Además, la incorporación de 60 gramos de mantequilla al final de la cocción potencia la untuosidad, aporta brillo natural y ayuda a que los granos queden definidos pero jugosos. No se trata de hacer un arroz pesado, sino de conseguir una textura sedosa y envolvente.

Ingredientes
- 1 taza de arroz de grano largo
- 550 ml de caldo de pollo caliente
- 3 dientes de ajo laminados
- 1/4 de cebolla picada muy fina
- 100 g de apio picado
- 110 g de maíz tierno
- 2 cucharadas de aceite de oliva virgen extra
- 60 g de mantequilla
- 1 ramillete de cilantro o perejil
- Sal al gusto
Paso a paso
- Coloca el arroz en un bol con agua fría. Remueve suavemente, escurre y repite hasta que el agua salga clara. Déjalo escurrir bien.
- Calienta el aceite en una cazuela amplia a fuego medio-alto. Sofríe la cebolla hasta que esté transparente.
- Añade el ajo laminado y cocina hasta que desprenda aroma sin que se queme.
- Incorpora el apio y el maíz. Saltea un par de minutos.
- Agrega el arroz escurrido y remueve durante dos o tres minutos para sellarlo.
- Vierte el caldo de pollo caliente, ajusta de sal y coloca el ramillete de hierbas encima.
- Cocina diez minutos a fuego fuerte sin remover.
- Baja el fuego, añade la mantequilla, tapa y cocina cinco minutos más.
- Apaga el fuego y deja reposar cinco minutos adicionales. Retira las hierbas, suelta el arroz con un tenedor y sirve.

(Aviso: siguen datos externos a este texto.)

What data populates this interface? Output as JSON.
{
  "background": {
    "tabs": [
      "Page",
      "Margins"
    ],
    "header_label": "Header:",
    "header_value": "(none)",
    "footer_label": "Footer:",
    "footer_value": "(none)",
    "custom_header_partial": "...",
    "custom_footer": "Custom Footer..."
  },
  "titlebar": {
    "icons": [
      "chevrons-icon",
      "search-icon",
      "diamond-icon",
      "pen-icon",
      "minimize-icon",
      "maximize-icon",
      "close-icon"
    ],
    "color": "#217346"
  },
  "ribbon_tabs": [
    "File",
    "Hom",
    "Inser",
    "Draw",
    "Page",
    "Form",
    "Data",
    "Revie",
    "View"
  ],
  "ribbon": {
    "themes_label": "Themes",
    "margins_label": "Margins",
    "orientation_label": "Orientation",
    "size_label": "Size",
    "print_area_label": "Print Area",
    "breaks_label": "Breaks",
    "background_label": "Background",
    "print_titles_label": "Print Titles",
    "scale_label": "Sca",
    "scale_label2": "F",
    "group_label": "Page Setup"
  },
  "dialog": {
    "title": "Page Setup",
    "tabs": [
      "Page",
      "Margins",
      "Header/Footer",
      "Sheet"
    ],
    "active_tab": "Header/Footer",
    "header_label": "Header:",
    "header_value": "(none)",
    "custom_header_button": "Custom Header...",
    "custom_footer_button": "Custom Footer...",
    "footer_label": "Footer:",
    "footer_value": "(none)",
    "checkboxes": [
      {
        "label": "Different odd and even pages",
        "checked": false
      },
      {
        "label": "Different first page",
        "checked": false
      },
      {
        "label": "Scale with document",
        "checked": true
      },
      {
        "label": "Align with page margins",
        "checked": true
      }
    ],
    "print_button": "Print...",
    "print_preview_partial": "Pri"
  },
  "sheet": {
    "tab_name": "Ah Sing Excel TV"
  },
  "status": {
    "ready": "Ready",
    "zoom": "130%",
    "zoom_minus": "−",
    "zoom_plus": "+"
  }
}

La cocción se divide en dos fases. Primero, fuego fuerte durante diez minutos sin remover. Luego, cinco minutos a fuego suave, momento en el que se incorpora la mantequilla y se tapa la cazuela.
El reposo posterior, con el fuego apagado y la tapa puesta durante cinco minutos adicionales, termina de asentar la textura.
Con esta técnica precisa y profesional, el arroz blanco deja de ser un simple acompañamiento para convertirse en un plato lleno de sabor, textura impecable y aroma irresistible.